OAK RIDGE, Tenn. – Federal project directors recently took members of the Oak Ridge Site Specific Advisory Board (ORSSAB) on a tour to view DOE’s excess contaminated facilities at the Y-12 National Security Complex (Y-12) and Oak Ridge National Laboratory (ORNL).
Oak Ridge contains nearly a third of the Department’s high-risk facilities — far more than any other DOE location. The Oak Ridge Office of Environmental Management (OREM) is working to reduce risks and prepare a portion of these buildings for eventual demolition.
The board, comprised of 22 local members, is a vital component of OREM’s commitment to community engagement and serves as a resource for the cleanup program to gather insight, opinions, and recommendations from the public. The board meets monthly to learn about and discuss cleanup projects. When applicable, OREM provides tours for members to get an up-close look at that month’s topic to enhance their understanding.
Federal Project Director Brian Henry led the tour at Y-12, where he focused on two major projects. First, participants were able to learn about the work underway to clean out and remove the old, mercury-contaminated COLEX equipment outside Alpha 4. Next, the tour stopped at the Biology Complex, where crews have completed characterization. This process involved evaluating and sampling these 1940s-era buildings to confirm the contents and risks to enable demolition.
That complex has been vacant since 2000, and it contains chemical, radiological, physical, and biological hazards. OREM is scheduled to tear down two of the eight remaining structures this spring, removing two high-risk facilities from Oak Ridge’s list. The goal is to remove all of the complex buildings by the early 2020s.
Federal Project Director Bill McMillan led the tour at ORNL. Participants entered Building 3028 and Building 3029 where teams completed risk reduction work earlier this year. Both were hot cell facilities that closed in the 1980s after decades of isotope research.

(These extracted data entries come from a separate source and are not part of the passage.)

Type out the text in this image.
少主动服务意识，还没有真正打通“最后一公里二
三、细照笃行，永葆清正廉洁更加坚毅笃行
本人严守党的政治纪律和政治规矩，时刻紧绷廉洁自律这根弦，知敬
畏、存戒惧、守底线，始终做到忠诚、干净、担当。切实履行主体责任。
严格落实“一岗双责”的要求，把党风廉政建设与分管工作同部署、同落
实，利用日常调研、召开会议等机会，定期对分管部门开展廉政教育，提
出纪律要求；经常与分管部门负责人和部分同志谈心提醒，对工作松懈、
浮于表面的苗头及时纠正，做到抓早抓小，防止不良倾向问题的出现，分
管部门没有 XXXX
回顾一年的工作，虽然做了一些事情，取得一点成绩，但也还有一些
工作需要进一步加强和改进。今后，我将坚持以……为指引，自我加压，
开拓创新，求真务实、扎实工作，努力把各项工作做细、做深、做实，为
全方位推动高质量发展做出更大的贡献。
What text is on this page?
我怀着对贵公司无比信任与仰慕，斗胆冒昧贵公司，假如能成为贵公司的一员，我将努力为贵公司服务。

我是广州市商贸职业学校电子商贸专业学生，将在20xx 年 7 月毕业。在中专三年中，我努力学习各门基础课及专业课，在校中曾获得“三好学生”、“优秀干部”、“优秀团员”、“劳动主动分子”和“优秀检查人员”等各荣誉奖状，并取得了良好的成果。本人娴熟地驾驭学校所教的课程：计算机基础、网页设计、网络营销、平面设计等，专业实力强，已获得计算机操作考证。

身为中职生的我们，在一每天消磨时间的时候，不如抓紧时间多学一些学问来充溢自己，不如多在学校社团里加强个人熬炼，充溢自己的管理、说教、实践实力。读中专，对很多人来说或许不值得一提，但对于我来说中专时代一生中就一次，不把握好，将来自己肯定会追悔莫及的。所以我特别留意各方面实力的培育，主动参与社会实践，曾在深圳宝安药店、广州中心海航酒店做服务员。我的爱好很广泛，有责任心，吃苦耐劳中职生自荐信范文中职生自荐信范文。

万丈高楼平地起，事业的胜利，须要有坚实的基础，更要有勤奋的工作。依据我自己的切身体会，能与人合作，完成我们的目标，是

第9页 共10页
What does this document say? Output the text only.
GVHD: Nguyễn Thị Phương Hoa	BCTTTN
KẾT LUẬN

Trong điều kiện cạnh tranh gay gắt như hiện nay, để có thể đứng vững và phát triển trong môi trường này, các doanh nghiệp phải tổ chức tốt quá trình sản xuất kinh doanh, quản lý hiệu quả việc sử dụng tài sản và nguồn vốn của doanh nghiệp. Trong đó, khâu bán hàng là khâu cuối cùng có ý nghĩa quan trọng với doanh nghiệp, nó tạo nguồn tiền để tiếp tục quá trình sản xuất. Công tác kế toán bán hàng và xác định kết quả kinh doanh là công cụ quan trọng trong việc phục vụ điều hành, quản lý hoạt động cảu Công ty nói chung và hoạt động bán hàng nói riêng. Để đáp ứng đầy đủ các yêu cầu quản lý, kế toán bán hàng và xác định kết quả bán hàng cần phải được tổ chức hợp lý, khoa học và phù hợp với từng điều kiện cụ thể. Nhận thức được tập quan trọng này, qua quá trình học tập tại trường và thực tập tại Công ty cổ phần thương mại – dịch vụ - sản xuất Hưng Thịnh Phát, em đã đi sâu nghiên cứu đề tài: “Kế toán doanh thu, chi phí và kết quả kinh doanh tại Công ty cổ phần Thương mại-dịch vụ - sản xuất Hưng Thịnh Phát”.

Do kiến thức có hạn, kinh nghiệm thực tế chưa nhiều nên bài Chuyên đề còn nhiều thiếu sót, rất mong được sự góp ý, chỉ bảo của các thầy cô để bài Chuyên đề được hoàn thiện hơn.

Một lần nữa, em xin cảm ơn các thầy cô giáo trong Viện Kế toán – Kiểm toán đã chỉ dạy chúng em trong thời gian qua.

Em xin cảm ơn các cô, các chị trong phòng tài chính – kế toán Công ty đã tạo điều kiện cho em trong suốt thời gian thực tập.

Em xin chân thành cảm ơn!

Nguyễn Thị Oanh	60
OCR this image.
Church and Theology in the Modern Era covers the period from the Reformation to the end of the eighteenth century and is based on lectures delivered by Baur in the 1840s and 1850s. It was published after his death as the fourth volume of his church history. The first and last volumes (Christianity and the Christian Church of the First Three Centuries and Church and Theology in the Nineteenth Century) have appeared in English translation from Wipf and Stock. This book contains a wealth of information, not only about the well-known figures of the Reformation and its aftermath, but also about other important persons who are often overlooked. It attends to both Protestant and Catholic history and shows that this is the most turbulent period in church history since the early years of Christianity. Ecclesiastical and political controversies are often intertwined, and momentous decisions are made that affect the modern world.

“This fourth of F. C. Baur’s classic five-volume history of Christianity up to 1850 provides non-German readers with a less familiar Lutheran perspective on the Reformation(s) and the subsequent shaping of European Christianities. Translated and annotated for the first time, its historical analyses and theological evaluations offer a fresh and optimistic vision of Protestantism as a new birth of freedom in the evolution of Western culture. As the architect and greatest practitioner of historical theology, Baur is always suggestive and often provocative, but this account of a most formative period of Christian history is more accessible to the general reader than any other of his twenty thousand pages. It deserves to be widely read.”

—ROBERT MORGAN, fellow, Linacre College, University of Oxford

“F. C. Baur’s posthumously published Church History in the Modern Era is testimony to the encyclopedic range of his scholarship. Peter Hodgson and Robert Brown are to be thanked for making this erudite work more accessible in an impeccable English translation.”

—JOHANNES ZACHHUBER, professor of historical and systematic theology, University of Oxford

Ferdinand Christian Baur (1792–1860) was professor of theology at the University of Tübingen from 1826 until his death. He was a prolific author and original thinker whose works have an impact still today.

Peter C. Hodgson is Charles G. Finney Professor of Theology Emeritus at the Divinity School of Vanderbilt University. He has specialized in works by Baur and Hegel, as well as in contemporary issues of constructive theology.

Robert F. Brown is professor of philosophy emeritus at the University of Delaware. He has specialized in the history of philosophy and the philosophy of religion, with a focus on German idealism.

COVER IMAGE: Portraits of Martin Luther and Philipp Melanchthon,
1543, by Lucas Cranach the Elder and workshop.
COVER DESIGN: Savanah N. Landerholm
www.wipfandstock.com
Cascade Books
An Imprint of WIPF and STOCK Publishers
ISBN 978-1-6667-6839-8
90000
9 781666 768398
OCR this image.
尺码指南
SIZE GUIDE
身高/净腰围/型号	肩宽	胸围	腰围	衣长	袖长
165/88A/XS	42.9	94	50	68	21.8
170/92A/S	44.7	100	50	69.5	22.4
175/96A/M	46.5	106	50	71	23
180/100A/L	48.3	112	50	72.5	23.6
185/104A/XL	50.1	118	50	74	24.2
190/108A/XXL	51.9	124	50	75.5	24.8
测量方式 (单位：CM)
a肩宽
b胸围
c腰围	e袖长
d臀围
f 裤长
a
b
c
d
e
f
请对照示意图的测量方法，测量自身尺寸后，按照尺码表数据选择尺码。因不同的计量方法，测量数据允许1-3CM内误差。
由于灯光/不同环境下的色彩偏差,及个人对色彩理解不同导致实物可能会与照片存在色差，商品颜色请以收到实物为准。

The tour stopped at Building 7500, the Homogenous Reactor Experiment Building. OREM has conducted risk reduction and stabilization activities inside the building for almost two years. In December, workers successfully removed all of the asbestos-containing materials leaving Building 7500 empty and in stable condition until it can be demolished.
“We really enjoyed the opportunity to provide an in-depth and close-up look at our important work underway,” McMillan said. “I think this tour gave board members a deeper appreciation for our mission, and it helps them understand the challenges and complexities of our work as they develop future recommendations.”